Matthew 15.1-9; Danger Zone; The dangers of Christianity do not only pose themselves from without the church such as persecutions, hardships, or difficulties. Dangers also exist from within, from ourselves, our sin, and our demands. Christ points out some of these pitfalls in these verses as he confronts the hypocrisy of the pharisees. The same ones that we are as susceptible to in our day and age as they were. 

Matthew 14.22-36; Waiting in the Water; Doubt is not the opposite of faith, but the absence of faith. Fear is the opposite, the poison, the faith-killer. Fear limits us, controls us, drive us away from trust in the Lord and into rash decisions that are almost     always the wrong ones. The disciples find themselves in a dangerous  situation where everything in their being is crying out in fear; until the Christ shows up and tells them: Take heart; Do not be afraid. This Sunday we will examine the heart of Peter to discover not only how to “take heart” but how to grow in faith and courage in the midst of hardships. 

Matthew 14.13-21; Bread for the Body;The Feeding of the 5,000 is the only miraculous event of Jesus that is recorded in all four of the But what is it’s     purpose in the ministry of Jesus as recorded in Matthew? We will find out together this week. Also a reminder that this Sunday is a Communion Sunday. So please have bread/crackers and juice/water prepared that we may join together in remembrance of the death and resurrection of  our Lord.

Matthew 14.1-12; A Death in The Family; John the Baptist has been jailed and is eventually killed by the foolish promise of Herod to his step-daughter/niece.  After hearing this news Jesus seeks to isolate himself to spend time with God in prayer but is immediately bombarded by the demands of his ministry.
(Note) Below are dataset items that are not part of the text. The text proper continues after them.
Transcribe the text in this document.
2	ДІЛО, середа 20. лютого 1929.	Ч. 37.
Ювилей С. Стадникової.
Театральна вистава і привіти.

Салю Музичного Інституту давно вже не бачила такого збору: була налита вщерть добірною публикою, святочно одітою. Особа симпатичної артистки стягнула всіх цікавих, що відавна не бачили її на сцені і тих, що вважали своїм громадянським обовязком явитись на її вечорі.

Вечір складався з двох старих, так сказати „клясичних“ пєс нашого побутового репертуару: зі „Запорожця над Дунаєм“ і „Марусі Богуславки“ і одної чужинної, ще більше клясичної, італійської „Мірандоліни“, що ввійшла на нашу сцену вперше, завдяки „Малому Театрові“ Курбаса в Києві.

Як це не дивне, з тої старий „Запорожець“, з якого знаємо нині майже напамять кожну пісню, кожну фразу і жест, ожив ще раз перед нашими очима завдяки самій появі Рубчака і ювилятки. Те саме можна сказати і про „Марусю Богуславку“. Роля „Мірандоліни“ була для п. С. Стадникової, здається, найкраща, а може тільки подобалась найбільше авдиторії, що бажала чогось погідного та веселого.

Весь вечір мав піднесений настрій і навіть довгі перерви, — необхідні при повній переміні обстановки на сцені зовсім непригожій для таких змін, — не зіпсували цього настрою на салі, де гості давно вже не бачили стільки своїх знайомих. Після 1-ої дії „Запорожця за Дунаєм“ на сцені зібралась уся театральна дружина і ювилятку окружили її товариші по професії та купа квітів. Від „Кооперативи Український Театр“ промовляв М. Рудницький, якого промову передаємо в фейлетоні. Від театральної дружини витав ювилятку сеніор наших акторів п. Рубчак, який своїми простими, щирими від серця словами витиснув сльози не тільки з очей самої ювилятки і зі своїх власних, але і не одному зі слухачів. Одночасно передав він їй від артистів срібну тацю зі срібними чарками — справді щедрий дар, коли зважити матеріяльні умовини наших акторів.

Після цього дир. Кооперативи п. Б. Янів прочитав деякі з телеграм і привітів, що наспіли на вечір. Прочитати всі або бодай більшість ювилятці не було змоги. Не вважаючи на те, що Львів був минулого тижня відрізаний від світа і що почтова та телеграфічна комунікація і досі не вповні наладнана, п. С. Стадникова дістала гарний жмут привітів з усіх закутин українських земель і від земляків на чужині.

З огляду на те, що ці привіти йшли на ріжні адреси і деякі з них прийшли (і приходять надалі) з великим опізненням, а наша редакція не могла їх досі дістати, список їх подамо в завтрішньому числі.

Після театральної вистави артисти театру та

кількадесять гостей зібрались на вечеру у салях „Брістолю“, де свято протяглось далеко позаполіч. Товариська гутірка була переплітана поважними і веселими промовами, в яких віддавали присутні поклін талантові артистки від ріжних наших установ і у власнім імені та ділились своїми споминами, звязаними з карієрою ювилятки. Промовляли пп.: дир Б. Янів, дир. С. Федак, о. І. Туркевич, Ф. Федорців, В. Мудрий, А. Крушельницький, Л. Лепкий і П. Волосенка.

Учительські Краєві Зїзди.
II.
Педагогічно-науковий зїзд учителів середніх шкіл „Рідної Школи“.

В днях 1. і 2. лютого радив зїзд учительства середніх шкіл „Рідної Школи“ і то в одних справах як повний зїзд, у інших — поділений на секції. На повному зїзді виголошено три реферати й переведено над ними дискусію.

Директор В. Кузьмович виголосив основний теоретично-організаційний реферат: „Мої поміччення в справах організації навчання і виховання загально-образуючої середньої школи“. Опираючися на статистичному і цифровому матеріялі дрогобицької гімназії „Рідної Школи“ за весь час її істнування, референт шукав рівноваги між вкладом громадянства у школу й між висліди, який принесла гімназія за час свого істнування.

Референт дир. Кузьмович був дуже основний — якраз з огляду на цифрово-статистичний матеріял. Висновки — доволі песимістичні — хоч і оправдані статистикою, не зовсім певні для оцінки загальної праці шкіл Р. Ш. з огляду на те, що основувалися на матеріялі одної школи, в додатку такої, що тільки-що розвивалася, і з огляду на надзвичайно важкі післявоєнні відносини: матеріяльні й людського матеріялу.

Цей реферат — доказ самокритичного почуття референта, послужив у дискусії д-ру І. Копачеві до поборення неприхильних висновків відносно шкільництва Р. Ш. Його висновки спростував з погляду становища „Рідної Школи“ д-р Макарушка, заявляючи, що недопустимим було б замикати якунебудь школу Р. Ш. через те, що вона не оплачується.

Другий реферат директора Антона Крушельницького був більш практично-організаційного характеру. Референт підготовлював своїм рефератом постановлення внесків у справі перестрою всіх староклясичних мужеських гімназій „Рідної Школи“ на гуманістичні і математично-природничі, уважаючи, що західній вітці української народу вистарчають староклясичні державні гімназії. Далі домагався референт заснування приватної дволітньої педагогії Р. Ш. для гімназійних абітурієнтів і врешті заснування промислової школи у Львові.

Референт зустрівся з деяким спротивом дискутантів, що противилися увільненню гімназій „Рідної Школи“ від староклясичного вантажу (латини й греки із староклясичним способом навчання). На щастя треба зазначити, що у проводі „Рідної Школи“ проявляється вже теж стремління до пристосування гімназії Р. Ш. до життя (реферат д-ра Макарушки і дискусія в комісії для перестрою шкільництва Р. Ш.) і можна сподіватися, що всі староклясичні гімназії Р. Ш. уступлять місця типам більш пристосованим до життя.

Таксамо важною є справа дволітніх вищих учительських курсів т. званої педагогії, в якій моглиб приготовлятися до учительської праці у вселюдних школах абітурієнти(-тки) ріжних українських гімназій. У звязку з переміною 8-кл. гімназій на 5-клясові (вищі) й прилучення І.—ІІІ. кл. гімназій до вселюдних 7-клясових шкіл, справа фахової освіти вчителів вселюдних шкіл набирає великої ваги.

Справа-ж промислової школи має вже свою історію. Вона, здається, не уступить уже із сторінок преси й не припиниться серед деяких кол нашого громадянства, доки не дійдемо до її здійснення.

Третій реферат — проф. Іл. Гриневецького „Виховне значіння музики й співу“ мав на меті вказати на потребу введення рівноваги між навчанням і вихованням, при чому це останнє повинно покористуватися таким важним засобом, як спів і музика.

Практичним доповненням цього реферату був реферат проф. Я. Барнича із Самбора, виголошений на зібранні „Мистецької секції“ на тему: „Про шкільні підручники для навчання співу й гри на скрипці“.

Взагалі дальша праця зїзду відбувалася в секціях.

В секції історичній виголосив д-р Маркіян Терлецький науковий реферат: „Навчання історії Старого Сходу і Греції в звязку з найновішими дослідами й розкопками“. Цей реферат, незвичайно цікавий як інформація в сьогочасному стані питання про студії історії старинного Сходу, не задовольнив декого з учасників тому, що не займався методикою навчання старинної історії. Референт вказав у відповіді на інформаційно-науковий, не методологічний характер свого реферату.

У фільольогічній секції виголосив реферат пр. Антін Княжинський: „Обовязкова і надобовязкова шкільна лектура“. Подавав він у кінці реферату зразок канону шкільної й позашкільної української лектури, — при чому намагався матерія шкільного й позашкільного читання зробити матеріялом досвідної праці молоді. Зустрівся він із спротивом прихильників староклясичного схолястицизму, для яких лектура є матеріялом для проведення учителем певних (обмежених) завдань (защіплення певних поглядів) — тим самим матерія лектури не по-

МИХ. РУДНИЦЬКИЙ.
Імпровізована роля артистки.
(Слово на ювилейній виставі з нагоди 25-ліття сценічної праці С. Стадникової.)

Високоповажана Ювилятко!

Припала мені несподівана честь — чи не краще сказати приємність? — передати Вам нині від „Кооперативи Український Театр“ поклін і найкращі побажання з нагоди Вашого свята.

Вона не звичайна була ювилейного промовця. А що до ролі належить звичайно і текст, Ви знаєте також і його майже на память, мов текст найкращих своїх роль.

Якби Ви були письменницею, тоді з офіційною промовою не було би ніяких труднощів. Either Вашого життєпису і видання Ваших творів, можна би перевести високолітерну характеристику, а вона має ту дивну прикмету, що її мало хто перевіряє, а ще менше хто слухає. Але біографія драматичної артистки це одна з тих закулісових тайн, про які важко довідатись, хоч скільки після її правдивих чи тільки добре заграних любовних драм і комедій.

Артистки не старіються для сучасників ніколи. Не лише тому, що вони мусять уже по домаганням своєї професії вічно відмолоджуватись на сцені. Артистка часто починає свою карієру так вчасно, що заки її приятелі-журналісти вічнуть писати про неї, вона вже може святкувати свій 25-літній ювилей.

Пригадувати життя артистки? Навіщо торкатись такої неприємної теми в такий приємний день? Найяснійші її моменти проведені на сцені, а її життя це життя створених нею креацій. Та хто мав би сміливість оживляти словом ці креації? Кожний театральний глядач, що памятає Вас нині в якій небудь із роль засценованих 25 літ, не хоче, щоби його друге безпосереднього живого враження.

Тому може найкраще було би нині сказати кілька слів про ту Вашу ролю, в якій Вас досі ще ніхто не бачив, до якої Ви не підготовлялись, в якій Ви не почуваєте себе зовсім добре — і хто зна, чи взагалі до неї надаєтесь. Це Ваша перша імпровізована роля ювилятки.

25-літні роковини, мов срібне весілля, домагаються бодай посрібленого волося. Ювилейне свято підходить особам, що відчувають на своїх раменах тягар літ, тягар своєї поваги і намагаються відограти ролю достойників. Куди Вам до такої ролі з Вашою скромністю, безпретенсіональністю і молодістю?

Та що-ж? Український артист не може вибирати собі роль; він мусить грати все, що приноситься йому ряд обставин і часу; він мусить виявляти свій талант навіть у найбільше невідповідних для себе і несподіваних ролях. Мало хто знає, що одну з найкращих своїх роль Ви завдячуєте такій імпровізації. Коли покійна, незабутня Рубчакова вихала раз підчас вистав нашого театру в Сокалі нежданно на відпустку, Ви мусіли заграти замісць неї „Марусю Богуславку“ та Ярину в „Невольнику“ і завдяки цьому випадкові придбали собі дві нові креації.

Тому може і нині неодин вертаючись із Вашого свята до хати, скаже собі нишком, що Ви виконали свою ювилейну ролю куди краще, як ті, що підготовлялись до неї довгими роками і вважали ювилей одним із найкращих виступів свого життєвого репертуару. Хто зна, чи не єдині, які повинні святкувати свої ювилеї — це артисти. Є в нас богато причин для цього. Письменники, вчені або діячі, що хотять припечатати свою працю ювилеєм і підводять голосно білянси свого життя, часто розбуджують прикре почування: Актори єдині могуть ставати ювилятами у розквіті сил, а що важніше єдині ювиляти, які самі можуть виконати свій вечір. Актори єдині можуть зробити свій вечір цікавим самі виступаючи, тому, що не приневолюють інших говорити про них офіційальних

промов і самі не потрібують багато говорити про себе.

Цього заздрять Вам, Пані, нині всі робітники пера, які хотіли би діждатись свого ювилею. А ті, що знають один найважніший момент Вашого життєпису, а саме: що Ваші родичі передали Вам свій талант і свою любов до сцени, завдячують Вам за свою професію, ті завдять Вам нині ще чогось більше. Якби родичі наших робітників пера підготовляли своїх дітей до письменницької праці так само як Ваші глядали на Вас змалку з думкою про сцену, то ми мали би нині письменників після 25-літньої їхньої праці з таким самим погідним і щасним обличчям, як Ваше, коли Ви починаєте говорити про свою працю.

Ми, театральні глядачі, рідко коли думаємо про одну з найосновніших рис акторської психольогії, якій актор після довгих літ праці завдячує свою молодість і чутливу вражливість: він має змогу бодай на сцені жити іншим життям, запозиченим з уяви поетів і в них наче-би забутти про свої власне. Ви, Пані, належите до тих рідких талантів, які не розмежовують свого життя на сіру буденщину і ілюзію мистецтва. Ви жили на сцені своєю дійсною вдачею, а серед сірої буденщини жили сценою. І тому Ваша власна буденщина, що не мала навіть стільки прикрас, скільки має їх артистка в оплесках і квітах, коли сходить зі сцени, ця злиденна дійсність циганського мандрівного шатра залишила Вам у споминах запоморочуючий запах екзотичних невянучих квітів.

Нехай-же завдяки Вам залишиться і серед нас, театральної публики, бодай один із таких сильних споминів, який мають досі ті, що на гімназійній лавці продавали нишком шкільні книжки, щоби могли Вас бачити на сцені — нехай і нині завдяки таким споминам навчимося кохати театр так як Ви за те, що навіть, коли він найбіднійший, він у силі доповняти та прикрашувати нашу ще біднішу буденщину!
How the Son of God reacts to pain, as a “Man-of-Sorrow” may help us to understand how we can live in the midst of our grief. 

Matthew 13.53-58; Take Me Home Tonight; We return again to the Gospel of Matthew as Jesus heads home to Nazareth only to find a lack of faith among his own people. This week we will discover what it means that Christ declared himself “anointed” and why a common reading from Isaiah would lead to the attempted murder of Jesus by His own townspeople. You can prepare your hearts for worship by reading ahead and reading the same event in Mark 6.1-6 and Luke 4.16-30.